Africans need cultural awareness to advance in economy

goEthio

 BY ZEKARIAS WOLDEMARIAM

ADDIS ABABA – Africans have to retell their stories in their own way to reclaim their beautiful culture and speedup their economic development through it, says a social entrepreneur.

Communication and Studio Art specialist turned activist and social entrepreneur, Tebabu Assefa told The that the best way ahead for Africans to boost their economy and conquer poverty is to streamline cultural awareness.

He said that the anti-colonial struggle enabled Africans to gain only political independence. Still the people suffer from the consequences of cultural colonization as they value more European products than their own.

This makes them to pay more to European products enriching the former colonizers than their own.

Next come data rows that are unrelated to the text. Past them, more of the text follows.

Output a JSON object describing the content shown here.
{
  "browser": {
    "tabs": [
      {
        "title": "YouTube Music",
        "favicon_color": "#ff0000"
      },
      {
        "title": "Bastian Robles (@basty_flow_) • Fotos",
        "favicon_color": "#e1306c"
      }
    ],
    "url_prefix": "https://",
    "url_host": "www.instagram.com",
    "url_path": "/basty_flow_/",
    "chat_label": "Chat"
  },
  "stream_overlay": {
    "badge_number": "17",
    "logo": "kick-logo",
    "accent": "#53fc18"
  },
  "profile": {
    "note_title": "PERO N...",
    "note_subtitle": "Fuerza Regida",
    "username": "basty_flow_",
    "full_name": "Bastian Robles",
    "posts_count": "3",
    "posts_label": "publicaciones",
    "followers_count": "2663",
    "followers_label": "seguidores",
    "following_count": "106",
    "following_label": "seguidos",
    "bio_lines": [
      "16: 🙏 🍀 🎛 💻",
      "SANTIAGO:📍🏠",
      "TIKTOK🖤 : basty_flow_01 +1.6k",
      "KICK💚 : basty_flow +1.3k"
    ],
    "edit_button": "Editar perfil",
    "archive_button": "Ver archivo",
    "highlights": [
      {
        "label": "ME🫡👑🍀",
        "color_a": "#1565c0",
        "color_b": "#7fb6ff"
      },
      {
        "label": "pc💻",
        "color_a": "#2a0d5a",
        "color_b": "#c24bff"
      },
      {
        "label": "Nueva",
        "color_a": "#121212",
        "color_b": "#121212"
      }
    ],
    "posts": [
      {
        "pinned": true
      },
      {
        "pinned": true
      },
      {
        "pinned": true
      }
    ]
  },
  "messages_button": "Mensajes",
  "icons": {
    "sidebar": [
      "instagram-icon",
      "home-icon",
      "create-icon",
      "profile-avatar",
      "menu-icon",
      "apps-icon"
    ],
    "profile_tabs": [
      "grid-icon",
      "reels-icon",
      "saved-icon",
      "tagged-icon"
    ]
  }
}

According to Tebabu, Africans both at home and in the Diaspora need to reawaken and cherish that Africa has a beautiful culture.

“If Africans value their culture, they can invest in their own local cultural items like food, clothes and related items. This will increase the jobs and market opportunity for Africans,” he explained.

He elaborated that the African Diaspora, which is about 5 million in USA alone, can play a meaningful role in boosting the continents share of benefit from the global market.

This can be realized when the Diaspora invests in items that produce and add value to the local and cultural products of the continent.

Therefore, while promoting the culture, it is important to put in place a suitable business model for the African Diaspora to invest in as well as an effective market value chain which supplies the products to the target market.

For this purpose Tebabu suggested that, he will do his best to promote the concept of Benefit Corporation. Benefit Corporation is a concept which activities in the U.S. State of Maryland, including Tebabu developed following the 2008 global economic crisis.

The activists were able to lobby the State Senator to write a relevant legislation in 2009. Tebabu said that the legislation is by now replicated and implemented in 38 U.S. States.

The initiative aims to correct the greed driven market culture which only aims at profit maximization by the final actor at the cost of impoverishment of those in the lower end of the chain.

This culture has been proven to cause economic crisis like that of the 2008. So benefit corporations aim to correct the  culture by putting in place a market value chain that ensures equal or fair benefit for all actors in the value chain.

According to Tebabu, he has proven the effectiveness of benefit corporations as a model using a prototype, Blessed Coffee, which corrects the coffee value chain. He has worked with Unions of Coffee Growers Cooperatives enabling them to roast and sell their coffee gaining better revenue.

At this moment, he noted, he has signed a Profit Sharing Investment Partnership (PSIP) agreement with Keffa Coffee Farmers Cooperative Union, and Yirga cheffe Coffee Farmers Cooperative Unions which enables them to become 50 percent shareholders, or receive 50 percent of the profit earned from the coffee roasted by Blessed Coffee.

This business model and value chain is dubbed globally as the best innovative idea next to micro and small business, Tebabu said adding it can be replicated to many other local African products like gold, cocoa … etc, he indicated.

Therefore Africans must develop the culture of investing in their own local items as well as buying local brands. He further indicated it is a new model for Africa-America trade that transforms the relation from aid to trade.

Based on the experience, he is working to replicate the profit sharing initiative here in Africa by coming up with his own initiative, called Benefit Corporation for Africa (BCA).

To realize this, it is important to promote the beautiful and worthwhile culture, wealth of Africa which was largely smeared by the western media as place of poverty, war and backwardness. “We should retell our stories in our own way,” he reiterated.

If they do so, he noted, Africans in the U.S. have a capacity of investing up to a hundred billion USD annually which is much higher than the 40 billion USD which the U.S. has envisaged to invest in Africa through its newly established Development Finance Corporation (DFC).

The launching of African Continental Free Trade Area (AfCFTA) is a conductive initiative to improve intra African trade which is at its lowest level compared to other continents. Therefore, African countries can implement BCA initiative along with AfCFTA, provided they enact all the remaining necessary policy measures.